When can using a logarithm make solving an equation easier?

[bolzano95]

Homework Statement

Well, there is a physics problem I was solving and it is really interesting how it is officially solved.

We take a small weight and hang it on a steel wire. For how much does the oscillation time change if the temperature of this wire raises for 10K?

I looked up solution and it is solved like this:

Homework Equations

The weight on the steel wire is like a mathematical pendulum.
Therefore $t_0 = 2\pi \sqrt{\frac{L}{g}}$. Now logarithm and differentiate:
$ln {t_0} = ln {2\pi} + 1/2 ln {L} -1/2 ln{g}$ and after differentiation
$\frac{dt_0}{t_0}= \frac{1}{2} \frac{dL}{L}$.

Because of the temperature change $dt$ the steel wire is longer for $dL =\alpha L dT$.
The relative change of oscillation time is then $\frac{dt_0}{t_0}= \frac{1}{2} \alpha dT$.

The Attempt at a Solution

In my solution process there was nothing of logarithms or differentiation. Of course my result was also false. But I am not interested in where I did a mistake, there is more important question her:

What is this special new solving approach? It is the first time I see solving it and it frustrates me, because I don't understand the logic behind it.
When can I use it in the future? Also from where does it come?
P.S Even in my wildest dreams I would not use this solving method.

 

[kuruman]

It's only a quick way to get the fractional change of variable $x$ which is $\frac{dx}{x}$. You could have obtained the same result by plain differentiation.

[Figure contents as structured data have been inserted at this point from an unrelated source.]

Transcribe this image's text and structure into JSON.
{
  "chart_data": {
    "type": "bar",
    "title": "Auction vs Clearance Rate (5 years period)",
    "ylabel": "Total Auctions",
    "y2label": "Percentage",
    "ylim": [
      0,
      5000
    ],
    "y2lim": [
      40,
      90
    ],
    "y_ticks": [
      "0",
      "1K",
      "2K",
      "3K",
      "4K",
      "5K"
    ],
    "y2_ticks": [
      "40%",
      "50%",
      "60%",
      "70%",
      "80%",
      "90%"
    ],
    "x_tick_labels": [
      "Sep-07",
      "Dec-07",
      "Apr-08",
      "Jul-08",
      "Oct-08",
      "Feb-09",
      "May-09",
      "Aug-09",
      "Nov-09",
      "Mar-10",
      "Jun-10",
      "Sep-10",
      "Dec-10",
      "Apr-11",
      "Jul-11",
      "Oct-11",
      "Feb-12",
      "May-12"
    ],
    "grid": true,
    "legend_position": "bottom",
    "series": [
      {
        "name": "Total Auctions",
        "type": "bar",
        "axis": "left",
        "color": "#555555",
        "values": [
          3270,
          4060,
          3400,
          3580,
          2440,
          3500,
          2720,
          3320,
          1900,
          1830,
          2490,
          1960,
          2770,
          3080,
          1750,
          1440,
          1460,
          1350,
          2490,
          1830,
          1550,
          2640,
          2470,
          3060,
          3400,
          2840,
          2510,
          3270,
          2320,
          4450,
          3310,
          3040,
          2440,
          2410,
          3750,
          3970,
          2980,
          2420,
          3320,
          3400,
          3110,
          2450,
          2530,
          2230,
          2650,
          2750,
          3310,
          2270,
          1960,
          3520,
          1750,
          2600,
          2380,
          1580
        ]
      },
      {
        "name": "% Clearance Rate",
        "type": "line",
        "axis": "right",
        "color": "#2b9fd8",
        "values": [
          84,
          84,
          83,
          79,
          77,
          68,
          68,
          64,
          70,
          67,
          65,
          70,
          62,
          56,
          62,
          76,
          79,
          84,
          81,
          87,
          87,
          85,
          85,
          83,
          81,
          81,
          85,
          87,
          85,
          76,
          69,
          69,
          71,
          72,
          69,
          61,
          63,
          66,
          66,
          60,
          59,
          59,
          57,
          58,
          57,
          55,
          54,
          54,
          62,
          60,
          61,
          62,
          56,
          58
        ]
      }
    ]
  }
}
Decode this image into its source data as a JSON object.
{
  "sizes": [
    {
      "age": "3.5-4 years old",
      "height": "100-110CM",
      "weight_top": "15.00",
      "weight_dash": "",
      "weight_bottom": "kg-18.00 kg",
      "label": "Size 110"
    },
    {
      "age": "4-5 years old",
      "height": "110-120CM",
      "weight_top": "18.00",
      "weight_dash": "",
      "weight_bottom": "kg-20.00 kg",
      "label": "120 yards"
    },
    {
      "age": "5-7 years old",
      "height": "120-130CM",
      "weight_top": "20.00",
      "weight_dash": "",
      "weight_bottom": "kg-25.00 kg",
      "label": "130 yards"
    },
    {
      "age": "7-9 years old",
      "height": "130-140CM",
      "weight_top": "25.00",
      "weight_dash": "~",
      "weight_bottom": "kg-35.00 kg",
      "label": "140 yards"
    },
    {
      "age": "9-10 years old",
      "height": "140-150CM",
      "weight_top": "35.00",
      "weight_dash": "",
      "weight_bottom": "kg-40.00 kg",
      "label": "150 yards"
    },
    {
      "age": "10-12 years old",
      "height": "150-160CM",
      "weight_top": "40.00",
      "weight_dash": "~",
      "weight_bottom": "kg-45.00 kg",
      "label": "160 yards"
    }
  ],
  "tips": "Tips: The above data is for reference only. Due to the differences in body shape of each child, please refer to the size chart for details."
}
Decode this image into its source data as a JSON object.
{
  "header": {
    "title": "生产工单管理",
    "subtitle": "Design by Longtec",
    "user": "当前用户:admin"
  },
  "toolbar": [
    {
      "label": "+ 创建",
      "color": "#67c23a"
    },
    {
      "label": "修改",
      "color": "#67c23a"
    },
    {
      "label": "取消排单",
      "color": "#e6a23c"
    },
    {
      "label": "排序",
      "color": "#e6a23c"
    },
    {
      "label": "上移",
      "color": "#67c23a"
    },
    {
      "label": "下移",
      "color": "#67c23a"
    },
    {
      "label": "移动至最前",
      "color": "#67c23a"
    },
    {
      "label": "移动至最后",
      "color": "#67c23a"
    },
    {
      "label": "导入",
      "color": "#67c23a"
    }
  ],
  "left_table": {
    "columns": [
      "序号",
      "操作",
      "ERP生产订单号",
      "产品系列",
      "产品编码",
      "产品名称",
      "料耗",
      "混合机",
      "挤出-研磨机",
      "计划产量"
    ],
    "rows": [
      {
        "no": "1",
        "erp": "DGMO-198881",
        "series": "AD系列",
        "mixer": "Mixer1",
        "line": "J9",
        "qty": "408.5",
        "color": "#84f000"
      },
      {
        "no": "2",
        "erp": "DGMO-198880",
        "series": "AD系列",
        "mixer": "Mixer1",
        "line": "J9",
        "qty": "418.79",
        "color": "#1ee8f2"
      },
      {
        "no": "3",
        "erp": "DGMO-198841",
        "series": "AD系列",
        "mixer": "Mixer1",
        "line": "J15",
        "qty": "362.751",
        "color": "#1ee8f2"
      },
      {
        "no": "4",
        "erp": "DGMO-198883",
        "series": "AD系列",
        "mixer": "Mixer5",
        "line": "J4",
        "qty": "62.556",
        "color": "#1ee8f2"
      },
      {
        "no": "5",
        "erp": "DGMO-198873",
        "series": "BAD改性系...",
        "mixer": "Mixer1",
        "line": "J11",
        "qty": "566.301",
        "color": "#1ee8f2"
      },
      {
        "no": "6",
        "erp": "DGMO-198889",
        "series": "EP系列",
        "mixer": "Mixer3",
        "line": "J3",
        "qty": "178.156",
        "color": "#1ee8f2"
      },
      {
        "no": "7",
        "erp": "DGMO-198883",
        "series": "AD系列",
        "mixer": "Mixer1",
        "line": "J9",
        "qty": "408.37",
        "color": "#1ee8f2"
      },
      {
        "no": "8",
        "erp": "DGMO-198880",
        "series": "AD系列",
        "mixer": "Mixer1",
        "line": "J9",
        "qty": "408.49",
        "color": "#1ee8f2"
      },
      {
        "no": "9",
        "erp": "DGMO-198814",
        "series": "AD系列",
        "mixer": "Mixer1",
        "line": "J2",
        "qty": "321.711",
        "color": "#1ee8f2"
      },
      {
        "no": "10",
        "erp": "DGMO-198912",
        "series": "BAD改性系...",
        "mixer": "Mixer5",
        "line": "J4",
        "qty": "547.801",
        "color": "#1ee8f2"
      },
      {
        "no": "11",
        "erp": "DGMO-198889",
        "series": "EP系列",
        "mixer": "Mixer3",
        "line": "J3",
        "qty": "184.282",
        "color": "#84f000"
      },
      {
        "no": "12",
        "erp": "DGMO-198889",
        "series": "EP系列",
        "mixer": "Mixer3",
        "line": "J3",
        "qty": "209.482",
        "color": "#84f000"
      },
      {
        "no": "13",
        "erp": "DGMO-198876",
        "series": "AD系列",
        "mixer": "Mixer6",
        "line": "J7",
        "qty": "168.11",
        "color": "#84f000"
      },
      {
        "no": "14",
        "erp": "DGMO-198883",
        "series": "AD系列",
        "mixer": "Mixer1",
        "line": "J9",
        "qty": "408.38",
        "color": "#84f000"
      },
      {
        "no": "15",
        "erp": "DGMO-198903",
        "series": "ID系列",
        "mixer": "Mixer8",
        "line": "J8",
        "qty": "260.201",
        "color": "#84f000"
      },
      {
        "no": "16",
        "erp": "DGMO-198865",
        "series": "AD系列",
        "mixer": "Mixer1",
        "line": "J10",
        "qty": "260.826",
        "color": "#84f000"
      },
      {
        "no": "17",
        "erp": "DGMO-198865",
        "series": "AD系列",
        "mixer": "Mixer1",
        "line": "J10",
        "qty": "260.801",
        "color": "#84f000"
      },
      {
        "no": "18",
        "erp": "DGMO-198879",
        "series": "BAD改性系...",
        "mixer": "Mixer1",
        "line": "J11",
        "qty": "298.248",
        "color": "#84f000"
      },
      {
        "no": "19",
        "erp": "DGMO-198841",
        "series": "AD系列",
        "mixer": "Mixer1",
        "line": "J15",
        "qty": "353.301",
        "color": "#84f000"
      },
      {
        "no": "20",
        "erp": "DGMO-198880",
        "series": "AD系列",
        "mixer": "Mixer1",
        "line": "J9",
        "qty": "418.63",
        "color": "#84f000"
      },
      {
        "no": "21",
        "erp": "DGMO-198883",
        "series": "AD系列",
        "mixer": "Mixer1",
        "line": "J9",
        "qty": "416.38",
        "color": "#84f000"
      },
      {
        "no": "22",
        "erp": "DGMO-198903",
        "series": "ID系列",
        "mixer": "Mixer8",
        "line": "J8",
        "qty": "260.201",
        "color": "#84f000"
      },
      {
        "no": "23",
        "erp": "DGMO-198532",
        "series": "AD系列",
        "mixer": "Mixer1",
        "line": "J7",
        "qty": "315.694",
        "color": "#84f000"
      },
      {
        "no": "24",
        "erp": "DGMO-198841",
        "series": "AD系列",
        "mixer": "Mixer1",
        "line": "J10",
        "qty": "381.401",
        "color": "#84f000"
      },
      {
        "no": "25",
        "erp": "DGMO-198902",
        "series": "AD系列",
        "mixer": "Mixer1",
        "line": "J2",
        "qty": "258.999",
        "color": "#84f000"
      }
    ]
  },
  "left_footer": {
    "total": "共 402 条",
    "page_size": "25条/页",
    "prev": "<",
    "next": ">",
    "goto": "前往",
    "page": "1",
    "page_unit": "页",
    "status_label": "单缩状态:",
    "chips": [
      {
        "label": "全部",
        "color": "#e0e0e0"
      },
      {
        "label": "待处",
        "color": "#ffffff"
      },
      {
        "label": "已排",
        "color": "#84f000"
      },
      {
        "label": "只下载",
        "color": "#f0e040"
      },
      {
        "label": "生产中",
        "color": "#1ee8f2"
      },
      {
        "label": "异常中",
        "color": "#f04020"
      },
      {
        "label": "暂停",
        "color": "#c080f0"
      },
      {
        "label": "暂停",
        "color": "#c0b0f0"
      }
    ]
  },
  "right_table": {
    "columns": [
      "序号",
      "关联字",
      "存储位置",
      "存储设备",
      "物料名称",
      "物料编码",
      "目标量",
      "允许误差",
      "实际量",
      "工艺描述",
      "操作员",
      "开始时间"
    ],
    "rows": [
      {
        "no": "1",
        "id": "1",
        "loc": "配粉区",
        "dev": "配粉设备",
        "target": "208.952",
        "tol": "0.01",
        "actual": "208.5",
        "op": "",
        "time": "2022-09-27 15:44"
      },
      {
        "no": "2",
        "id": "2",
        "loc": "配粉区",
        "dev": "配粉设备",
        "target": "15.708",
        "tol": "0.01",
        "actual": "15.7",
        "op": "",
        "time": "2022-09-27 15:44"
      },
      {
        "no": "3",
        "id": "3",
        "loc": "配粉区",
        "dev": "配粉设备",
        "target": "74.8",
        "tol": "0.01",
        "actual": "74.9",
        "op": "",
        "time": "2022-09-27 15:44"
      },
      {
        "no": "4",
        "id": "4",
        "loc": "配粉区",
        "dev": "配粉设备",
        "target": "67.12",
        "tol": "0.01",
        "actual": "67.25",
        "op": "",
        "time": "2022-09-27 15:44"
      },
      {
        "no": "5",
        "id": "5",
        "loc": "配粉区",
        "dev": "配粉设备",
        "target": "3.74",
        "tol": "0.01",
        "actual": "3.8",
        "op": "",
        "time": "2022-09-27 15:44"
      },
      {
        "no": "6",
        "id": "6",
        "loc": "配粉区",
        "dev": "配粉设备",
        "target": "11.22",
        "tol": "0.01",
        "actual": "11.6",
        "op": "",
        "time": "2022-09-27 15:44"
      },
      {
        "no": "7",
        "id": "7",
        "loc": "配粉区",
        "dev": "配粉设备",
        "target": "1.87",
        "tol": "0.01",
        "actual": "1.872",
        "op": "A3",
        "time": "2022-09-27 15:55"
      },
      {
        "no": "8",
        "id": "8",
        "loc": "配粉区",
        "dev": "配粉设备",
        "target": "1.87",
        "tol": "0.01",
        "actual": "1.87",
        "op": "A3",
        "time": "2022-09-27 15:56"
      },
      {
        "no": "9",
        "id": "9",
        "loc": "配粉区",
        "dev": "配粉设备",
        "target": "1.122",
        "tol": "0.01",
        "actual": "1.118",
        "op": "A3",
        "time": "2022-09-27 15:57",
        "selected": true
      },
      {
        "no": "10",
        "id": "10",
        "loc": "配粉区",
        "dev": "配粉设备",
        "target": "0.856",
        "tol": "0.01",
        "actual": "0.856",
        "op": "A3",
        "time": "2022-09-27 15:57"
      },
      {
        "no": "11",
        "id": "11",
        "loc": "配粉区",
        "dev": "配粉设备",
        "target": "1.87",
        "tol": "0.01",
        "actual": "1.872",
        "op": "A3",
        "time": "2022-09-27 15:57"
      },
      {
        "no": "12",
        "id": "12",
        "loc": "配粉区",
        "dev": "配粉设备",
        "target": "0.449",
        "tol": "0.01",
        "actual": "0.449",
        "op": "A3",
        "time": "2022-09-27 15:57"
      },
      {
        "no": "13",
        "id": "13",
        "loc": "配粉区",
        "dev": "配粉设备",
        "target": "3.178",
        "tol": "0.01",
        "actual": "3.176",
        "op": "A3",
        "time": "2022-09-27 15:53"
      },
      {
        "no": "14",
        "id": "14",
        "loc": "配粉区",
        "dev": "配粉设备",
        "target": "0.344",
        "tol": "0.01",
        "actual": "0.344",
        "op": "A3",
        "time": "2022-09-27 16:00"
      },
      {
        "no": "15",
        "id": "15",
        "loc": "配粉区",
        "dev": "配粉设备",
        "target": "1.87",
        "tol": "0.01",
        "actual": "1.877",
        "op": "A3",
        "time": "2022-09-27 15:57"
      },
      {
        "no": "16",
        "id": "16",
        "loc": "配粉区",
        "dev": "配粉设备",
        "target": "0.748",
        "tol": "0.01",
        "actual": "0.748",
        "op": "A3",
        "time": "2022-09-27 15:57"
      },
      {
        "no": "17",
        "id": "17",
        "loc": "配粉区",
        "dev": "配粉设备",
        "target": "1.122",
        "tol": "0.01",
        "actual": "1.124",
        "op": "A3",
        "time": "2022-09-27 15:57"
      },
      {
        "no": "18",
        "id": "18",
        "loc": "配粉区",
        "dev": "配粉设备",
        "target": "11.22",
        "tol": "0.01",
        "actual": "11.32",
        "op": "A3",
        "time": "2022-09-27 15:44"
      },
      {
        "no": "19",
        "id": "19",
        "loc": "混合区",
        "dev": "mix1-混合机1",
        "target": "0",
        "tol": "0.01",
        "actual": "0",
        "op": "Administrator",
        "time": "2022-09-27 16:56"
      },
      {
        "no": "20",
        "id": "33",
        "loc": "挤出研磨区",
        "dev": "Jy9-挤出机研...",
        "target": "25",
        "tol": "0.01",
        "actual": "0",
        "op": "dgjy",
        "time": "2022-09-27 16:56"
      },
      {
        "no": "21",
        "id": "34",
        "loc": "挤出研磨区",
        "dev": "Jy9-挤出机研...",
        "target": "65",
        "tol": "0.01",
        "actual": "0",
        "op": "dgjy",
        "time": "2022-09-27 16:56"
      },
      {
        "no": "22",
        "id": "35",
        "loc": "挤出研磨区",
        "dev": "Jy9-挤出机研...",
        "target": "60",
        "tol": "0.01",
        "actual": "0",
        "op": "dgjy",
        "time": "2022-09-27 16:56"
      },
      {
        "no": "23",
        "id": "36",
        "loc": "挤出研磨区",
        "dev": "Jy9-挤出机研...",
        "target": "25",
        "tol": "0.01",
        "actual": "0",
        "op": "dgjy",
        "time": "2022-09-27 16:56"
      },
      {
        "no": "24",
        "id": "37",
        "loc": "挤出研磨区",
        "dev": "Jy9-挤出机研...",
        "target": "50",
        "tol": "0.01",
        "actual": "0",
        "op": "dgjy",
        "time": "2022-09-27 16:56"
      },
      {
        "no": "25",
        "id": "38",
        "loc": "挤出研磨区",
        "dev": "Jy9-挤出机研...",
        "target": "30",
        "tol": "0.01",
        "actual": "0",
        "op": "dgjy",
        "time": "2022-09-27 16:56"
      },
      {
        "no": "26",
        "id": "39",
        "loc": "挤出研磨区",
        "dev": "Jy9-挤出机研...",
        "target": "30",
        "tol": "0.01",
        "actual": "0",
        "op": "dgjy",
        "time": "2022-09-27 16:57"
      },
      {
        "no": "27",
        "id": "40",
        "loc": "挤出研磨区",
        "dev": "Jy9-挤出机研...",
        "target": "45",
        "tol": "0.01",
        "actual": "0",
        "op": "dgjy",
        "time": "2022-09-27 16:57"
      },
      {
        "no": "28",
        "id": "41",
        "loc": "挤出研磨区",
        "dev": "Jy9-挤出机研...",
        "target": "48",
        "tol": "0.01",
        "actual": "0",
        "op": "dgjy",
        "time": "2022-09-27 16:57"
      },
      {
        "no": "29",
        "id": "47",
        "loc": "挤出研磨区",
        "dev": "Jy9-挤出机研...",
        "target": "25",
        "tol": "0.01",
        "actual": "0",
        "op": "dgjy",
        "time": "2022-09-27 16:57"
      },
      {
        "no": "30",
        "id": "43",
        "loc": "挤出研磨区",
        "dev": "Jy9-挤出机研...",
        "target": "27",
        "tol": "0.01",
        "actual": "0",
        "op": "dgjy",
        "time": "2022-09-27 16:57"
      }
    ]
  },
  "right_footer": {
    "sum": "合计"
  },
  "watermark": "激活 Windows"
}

For example in this case you would do $$dt_0=\frac{2\pi}{\sqrt{g}}\frac{1}{2}\frac{1}{\sqrt{L}}dL$$Then divide by $t_0$ or multiply by $t_0^{-1} ~$ to get$$\frac{dt_0}{t_0}=\frac{2\pi}{\sqrt{g}}\frac{1}{2}\frac{1}{\sqrt{L}}dL\times \frac{\sqrt{g}}{2\pi\sqrt{L}}=\frac{1}{2}\frac{dL}{L}.$$

For whatever it's worth, this is the first time I see the logarithmic method for doing this. If it's confusing you, don't use it.

 

[quinoa19]

There is a technique called Logarithmic differentiation, which is applied here. It sometimes leads to answer faster as in this case. Of course the answer should be same regardless of whether it is used or not.